The companies may be classified as follows:-
I. On the Basis of Incorporation:-
1. Chartered Companies:- Chartered companies are those companies which are formed under a special charter approved by the Royal Head of the State are called Chartered Companies. The charter defines the scope and goals of such companies and confers the rights and privileges on such companies. E.g. Bank of England, the East Indian Company, the Dutch East Indian company.
2. Statutory Companies:- A company which is incorporated by a special Act of Legislature is known as Statutory Company. The goals, powers, liabilities and other functional areas are defined under the special act. Statutory Companies undertake the public utility services.
Examples of Statutory Companies in India are Reserve Bank of India, Life insurance Corporation etc.
3. Registered Companies:- Registered Companies are those companies which are formed and registered with the Registrar of companies under the Companies Act.
II. On the Basis of Liability:-
1. Limited by Shares:- This is the most common form of company. It may be private or public. The Company in which liability of the shareholders is limited to the extent of amount unpaid on shares held by them is known as company limited by shares. It is necessary for these companies to use the word limited after their name. e.g. AB Co. Ltd.
2. Limited by Guarantee:- The companies where the liability of the shareholders is limited to the extent of amount undertaken by them to contribute to the assets of the firm in the event of winding up are known as companies limited by guarantee. These companies may or may not have the share capital.

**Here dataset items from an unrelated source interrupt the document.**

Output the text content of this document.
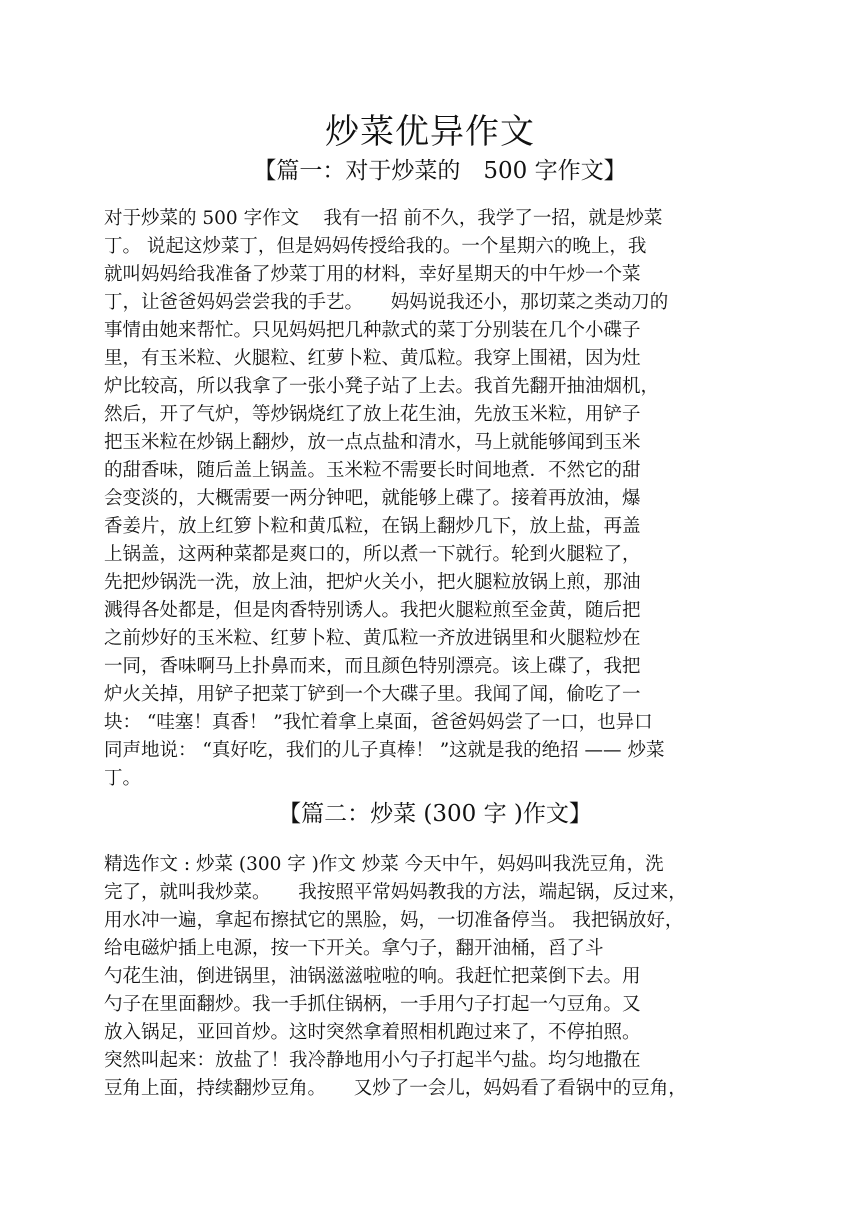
炒菜优异作文
【篇一：对于炒菜的　500 字作文】
对于炒菜的 500 字作文　 我有一招 前不久，我学了一招，就是炒菜
丁。 说起这炒菜丁，但是妈妈传授给我的。一个星期六的晚上，我
就叫妈妈给我准备了炒菜丁用的材料，幸好星期天的中午炒一个菜
丁，让爸爸妈妈尝尝我的手艺。　　妈妈说我还小，那切菜之类动刀的
事情由她来帮忙。只见妈妈把几种款式的菜丁分别装在几个小碟子
里，有玉米粒、火腿粒、红萝卜粒、黄瓜粒。我穿上围裙，因为灶
炉比较高，所以我拿了一张小凳子站了上去。我首先翻开抽油烟机，
然后，开了气炉，等炒锅烧红了放上花生油，先放玉米粒，用铲子
把玉米粒在炒锅上翻炒，放一点点盐和清水，马上就能够闻到玉米
的甜香味，随后盖上锅盖。玉米粒不需要长时间地煮．不然它的甜
会变淡的，大概需要一两分钟吧，就能够上碟了。接着再放油，爆
香姜片，放上红箩卜粒和黄瓜粒，在锅上翻炒几下，放上盐，再盖
上锅盖，这两种菜都是爽口的，所以煮一下就行。轮到火腿粒了，
先把炒锅洗一洗，放上油，把炉火关小，把火腿粒放锅上煎，那油
溅得各处都是，但是肉香特别诱人。我把火腿粒煎至金黄，随后把
之前炒好的玉米粒、红萝卜粒、黄瓜粒一齐放进锅里和火腿粒炒在
一同，香味啊马上扑鼻而来，而且颜色特别漂亮。该上碟了，我把
炉火关掉，用铲子把菜丁铲到一个大碟子里。我闻了闻，偷吃了一
块： “哇塞！真香！ ”我忙着拿上桌面，爸爸妈妈尝了一口，也异口
同声地说： “真好吃，我们的儿子真棒！ ”这就是我的绝招 —— 炒菜
丁。
【篇二：炒菜 (300 字 )作文】
精选作文 : 炒菜 (300 字 )作文 炒菜 今天中午，妈妈叫我洗豆角，洗
完了，就叫我炒菜。　　我按照平常妈妈教我的方法，端起锅，反过来，
用水冲一遍，拿起布擦拭它的黑脸，妈，一切准备停当。 我把锅放好，
给电磁炉插上电源，按一下开关。拿勺子，翻开油桶，舀了斗
勺花生油，倒进锅里，油锅滋滋啦啦的响。我赶忙把菜倒下去。用
勺子在里面翻炒。我一手抓住锅柄，一手用勺子打起一勺豆角。又
放入锅足，亚回首炒。这时突然拿着照相机跑过来了，不停拍照。
突然叫起来：放盐了！我冷静地用小勺子打起半勺盐。均匀地撒在
豆角上面，持续翻炒豆角。　　又炒了一会儿，妈妈看了看锅中的豆角，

3. Unlimited Companies:- A company where there is no limit on the liability of its shareholders is known as Unlimited Company. The liability of each member extends to whole amount of the company’s debts and liabilities.
III. On the basis of Number of Members:-
1. Private Companies:- A private company is a company which
(i) has minimum paid capital of one lakh rupees or more;
(ii) can have a minimum of two and maximum of fifty members;
(iii) has restricted the right to transfer its shares to any other person;
(iv) prohibits any invitation to general public for the subscription of its shares or debentures.
Generally, relatives and friends are given the membership of the private companies.
2. Public Companies:- A public company is that company which
(i) has a minimum paid-up capital of rupees five lakhs or more;
(ii) is not a private company;
(iii) is a private company which is a subsidiary of public company;
(iv) does not limits the maximum number of members.
IV. On the Basis of Ownership:-
1. Government Companies:- Government Companies are the companies in which not less than 51 % of the paid up share capital is held either by central or state government or both of them jointly. All the subsidiary companies of government companies are included in the list of government companies.
2. Non-Government Companies:- The list of Non-government companies includes all those companies which are registered under the Companies Act but not as Government Company.
V. On the Basis of Control:-
1. Holding Companies:- The Company which holds more than half of the nominal value of share capital of another company or controls the composition of board of directors of another company is known as Holding company.
2. Subsidiary Companies:- A company whose more than half of the nominal value of share capital is held by another company or another company controls the composition of board of directors of such company is known as Subsidiary Company.
VI. On the Basis of Nationality:-
1. National Companies:- A company formed under a specific company act of nation is known as National Company. E.g. a company formed and registered under the Indian Companies Act, 1956 is known as Indian Company.
2. Foreign companies:- A company incorporated outside the region of a nation but has a place of business in the nation is known as Foreign Company.